Cardiac Glycosides Flashcards
Which ions shift into the cardiac myocytes during depolarization and how?
Na and Ca enters the cell, through Na+ channels and L type Ca channels.
Once inside the cardiac myocyte, what is the role of the cytoplasmic Ca? What happens next?
It causes the Ca induced Ca release by binding to the Ryr (Ryanodine) receptor in the sarcoplasmic reticulum, which in turn releases even more Ca, which would react with troponin C and cause actin and myosin to contract.
What happens during myocyte repolarization?
Ca gets shuttled back into the SR via the SERCA2 pump (it’s a Ca ATP-ase), and shuttled out of the cell via the NCX (3 Na in, 1 Ca out) and to a lesser extent, sarcolemmal Ca/ATP ase.
What is the main way Ca gets shuttled back into the SR?
Via the SERCA 2.
Main way Ca is shuttled out of the cell? 2nd way?
Mainly via the NCX, and to a lesser degree the Ca/ATP ase.
In what direction is the NCX pump working during depolarization and repolarization?
During depol the direction can reverse (Ca in 3 Na out) but otherwise its 3 Na in 1 Ca out.
What do ß adrenergic agonists and PDE inhibitors do for the RyR and L-type Ca channels?
Basically doubles the probability of opening the L type Ca channels and the RyR channels, by increasing the intracellular cAMP levels which activates PKA, which then phosphorylates Phospholamban (PL, the alpha subunit of L-type) and regulatory channels of RyR.
What is “positive inotripic effect” refer to?
It means, “faster rate of tension development to a higher level of tension, followed by a faster rate of relaxation.
What is the basic cite of action for cardiac glycosides and its MOA?
They phosphorylate the alpha subunit of the Na/K ATPase, preventing Na from leaving the cell and increasing intracellular Na. This screws up the Na gradient inside the cell, recall that Na would’ve been used in the NCX to shuttle more Na in and kick out Ca. Because there is already a high intracellular [Na], less Na can be pushed in, so less Ca can be kicked out, resulting in more intracellular Ca, which gets taken up by the SERCA 2 and stored in the SR. Thus when the myocyte next depolarizes, the SR will release more Ca (since it has more stored) and increase contractility.
Describe how the drug Digoxin can become less effective.
If the Na/K pump is inhibited, less K+ is entering the cell, so extracellular [K+] increases, (hyperkalemia). In this case the ATPase will be dephosphorylated which will alter the binding site of digoxin –> less effect.
What electrophysical activity does digoxin have?
It increases vagal tone (parasympathetics) and inhibits sympathetic activity –> decreases automaticity and increases the maximal diastolic resting membrane potential in AV node and atrial tissues. Also, effective refractive period is prolonged and decreases conduction velocity in AV node.
Given the electrophysical effects, what are some side effects of digoxin as a direct result of their electrophysical effects?
Sinus bradycardia (increased vagal tone), sinus arrest, prolonged AV conduction and high grade AV block.

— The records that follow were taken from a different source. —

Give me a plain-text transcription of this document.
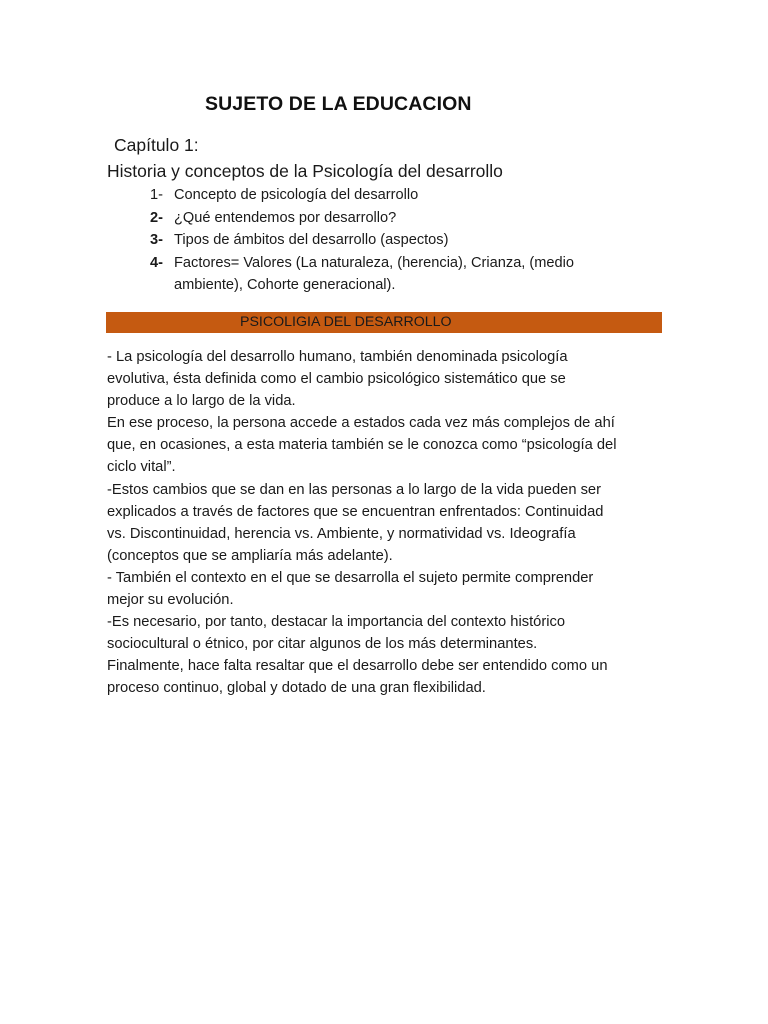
SUJETO DE LA EDUCACION
Capítulo 1:
Historia y conceptos de la Psicología del desarrollo
1- Concepto de psicología del desarrollo
2- ¿Qué entendemos por desarrollo?
3- Tipos de ámbitos del desarrollo (aspectos)
4- Factores= Valores (La naturaleza, (herencia), Crianza, (medio
ambiente), Cohorte generacional).
PSICOLIGIA DEL DESARROLLO
- La psicología del desarrollo humano, también denominada psicología
evolutiva, ésta definida como el cambio psicológico sistemático que se
produce a lo largo de la vida.
En ese proceso, la persona accede a estados cada vez más complejos de ahí
que, en ocasiones, a esta materia también se le conozca como “psicología del
ciclo vital”.
-Estos cambios que se dan en las personas a lo largo de la vida pueden ser
explicados a través de factores que se encuentran enfrentados: Continuidad
vs. Discontinuidad, herencia vs. Ambiente, y normatividad vs. Ideografía
(conceptos que se ampliaría más adelante).
- También el contexto en el que se desarrolla el sujeto permite comprender
mejor su evolución.
-Es necesario, por tanto, destacar la importancia del contexto histórico
sociocultural o étnico, por citar algunos de los más determinantes.
Finalmente, hace falta resaltar que el desarrollo debe ser entendido como un
proceso continuo, global y dotado de una gran flexibilidad.
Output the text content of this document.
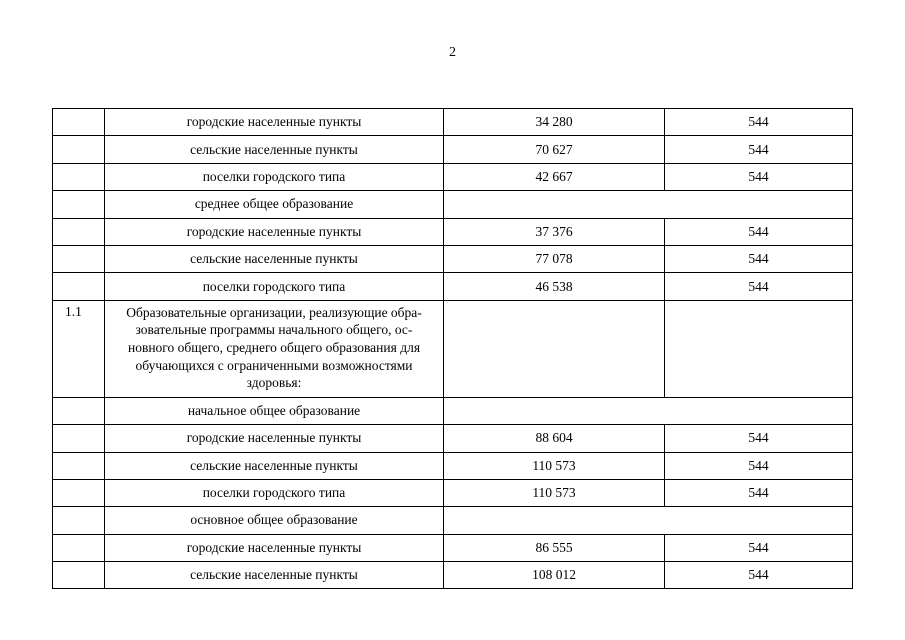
2
	городские населенные пункты	34 280	544
	сельские населенные пункты	70 627	544
	поселки городского типа	42 667	544
	среднее общее образование		
	городские населенные пункты	37 376	544
	сельские населенные пункты	77 078	544
	поселки городского типа	46 538	544
1.1	Образовательные организации, реализующие обра-
зовательные программы начального общего, ос-
новного общего, среднего общего образования для
обучающихся с ограниченными возможностями
здоровья:		

	начальное общее образование		
	городские населенные пункты	88 604	544
	сельские населенные пункты	110 573	544
	поселки городского типа	110 573	544
	основное общее образование		
	городские населенные пункты	86 555	544
	сельские населенные пункты	108 012	544
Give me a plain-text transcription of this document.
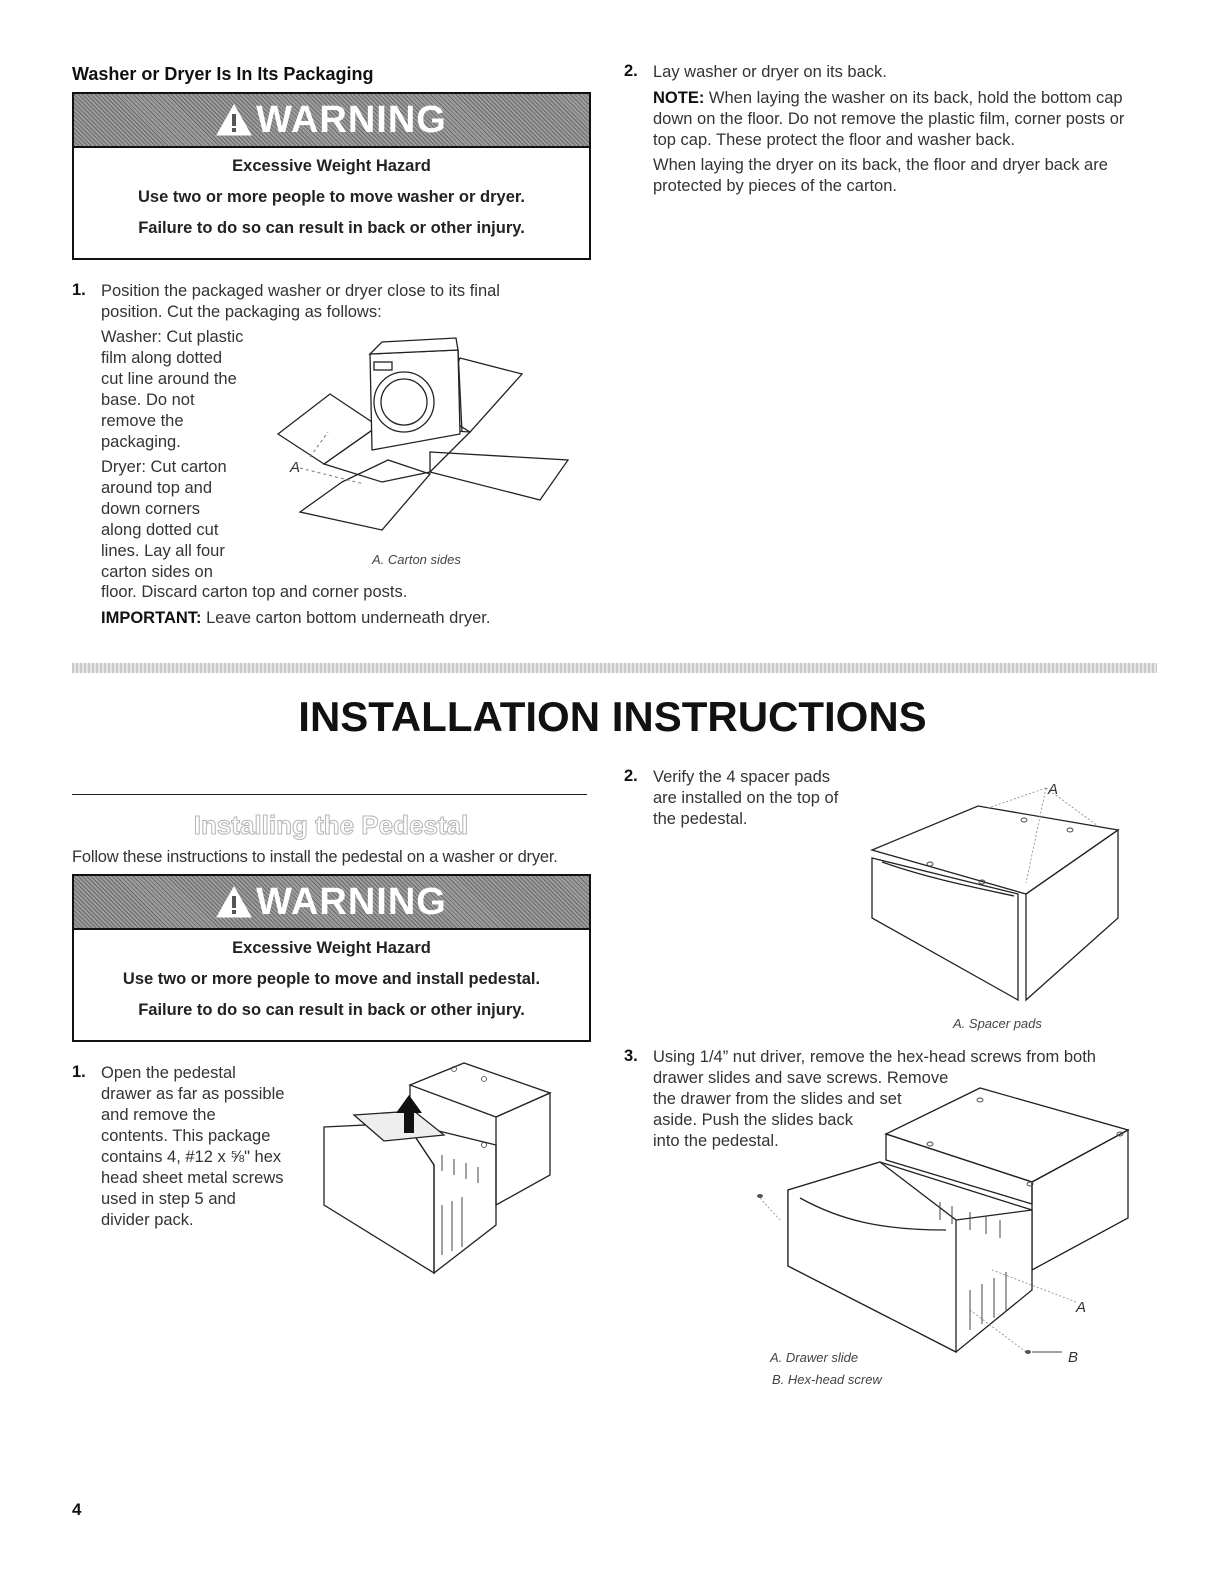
Washer or Dryer Is In Its Packaging
WARNING
Excessive Weight Hazard
Use two or more people to move washer or dryer.
Failure to do so can result in back or other injury.
1. Position the packaged washer or dryer close to its final position. Cut the packaging as follows:

Washer: Cut plastic

film along dotted

cut line around the

base. Do not

remove the

packaging.

Dryer: Cut carton

around top and

down corners

along dotted cut

lines. Lay all four

carton sides on

floor. Discard carton top and corner posts.
IMPORTANT: Leave carton bottom underneath dryer.
A
A. Carton sides
2. Lay washer or dryer on its back.
NOTE: When laying the washer on its back, hold the bottom cap down on the floor. Do not remove the plastic film, corner posts or top cap. These protect the floor and washer back.
When laying the dryer on its back, the floor and dryer back are protected by pieces of the carton.
INSTALLATION INSTRUCTIONS
Installing the Pedestal
Follow these instructions to install the pedestal on a washer or dryer.
WARNING
Excessive Weight Hazard
Use two or more people to move and install pedestal.
Failure to do so can result in back or other injury.
1. Open the pedestal

drawer as far as possible

and remove the

contents. This package

contains 4, #12 x ⅝" hex

head sheet metal screws

used in step 5 and

divider pack.

2. Verify the 4 spacer pads

are installed on the top of

the pedestal.

A
A. Spacer pads
3. Using 1/4” nut driver, remove the hex-head screws from both

drawer slides and save screws. Remove

the drawer from the slides and set

aside. Push the slides back

into the pedestal.

A
B
A. Drawer slide
B. Hex-head screw
4
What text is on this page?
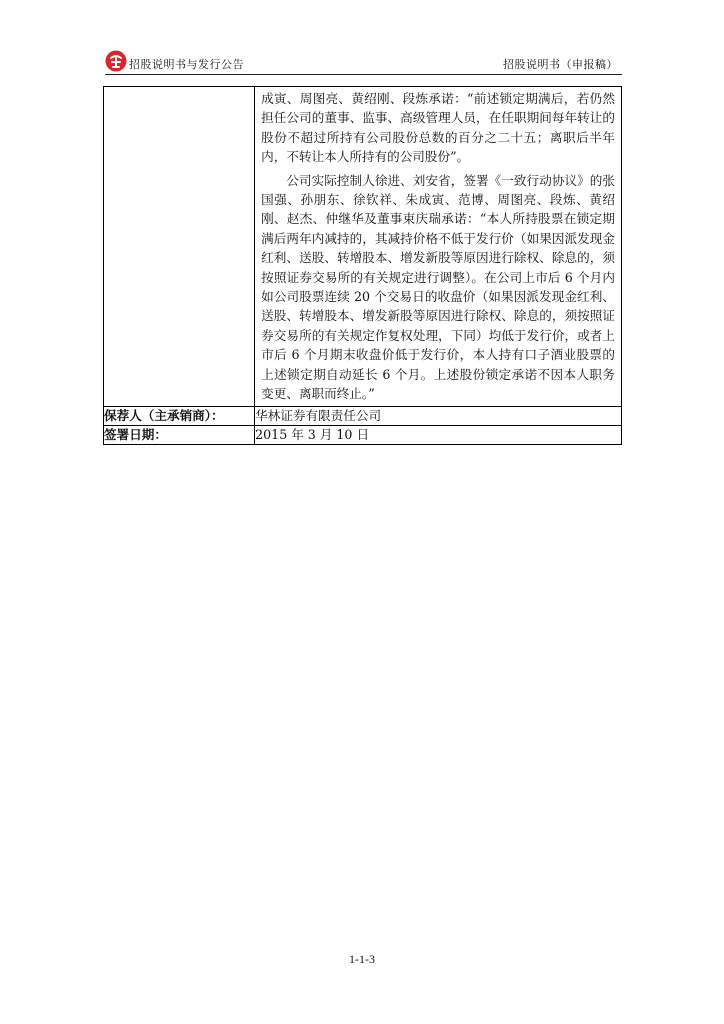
招股说明书与发行公告	招股说明书（申报稿）

	成寅、周图亮、黄绍刚、段炼承诺：“前述锁定期满后，若仍然担任公司的董事、监事、高级管理人员，在任职期间每年转让的股份不超过所持有公司股份总数的百分之二十五；离职后半年内，不转让本人所持有的公司股份”。

公司实际控制人徐进、刘安省，签署《一致行动协议》的张国强、孙朋东、徐钦祥、朱成寅、范博、周图亮、段炼、黄绍刚、赵杰、仲继华及董事束庆瑞承诺：“本人所持股票在锁定期满后两年内减持的，其减持价格不低于发行价（如果因派发现金红利、送股、转增股本、增发新股等原因进行除权、除息的，须按照证券交易所的有关规定进行调整）。在公司上市后 6 个月内如公司股票连续 20 个交易日的收盘价（如果因派发现金红利、送股、转增股本、增发新股等原因进行除权、除息的，须按照证券交易所的有关规定作复权处理，下同）均低于发行价，或者上市后 6 个月期末收盘价低于发行价，本人持有口子酒业股票的上述锁定期自动延长 6 个月。上述股份锁定承诺不因本人职务变更、离职而终止。”

保荐人（主承销商）：	华林证券有限责任公司
签署日期：	2015 年 3 月 10 日
1-1-3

Contrary to its intended therapeutic effect, what does digoxin do at increased levels?
Instead of decreasing sympathetic tone it will increase it, leading to increased cardiac muscle automacity –> atrial and ventricular arrythmias, esp considering you are also increasing Ca loading into the SR. Increased chance of malignant ventricular arrythmias.
Why is there increased sympathetic activity in CHF?
Abbarant atrial baroreceptors detect reduced cardiac output so they induce SNS to increase HR and blood pressure (increase renin, NE and vasopressin).
PK of Digoxin? (half life and clearance?) What should we watch out for in digoxin clearance? Main reservoir of digoxin in the body?
Half life 36-48 hours, renally excreted 2/3 of which remains unchanged. However, vasodilator and sympathomimetic therapy will increase renal excretion of digoxin. Stored mainly in skeletal muscles not adipose tissues.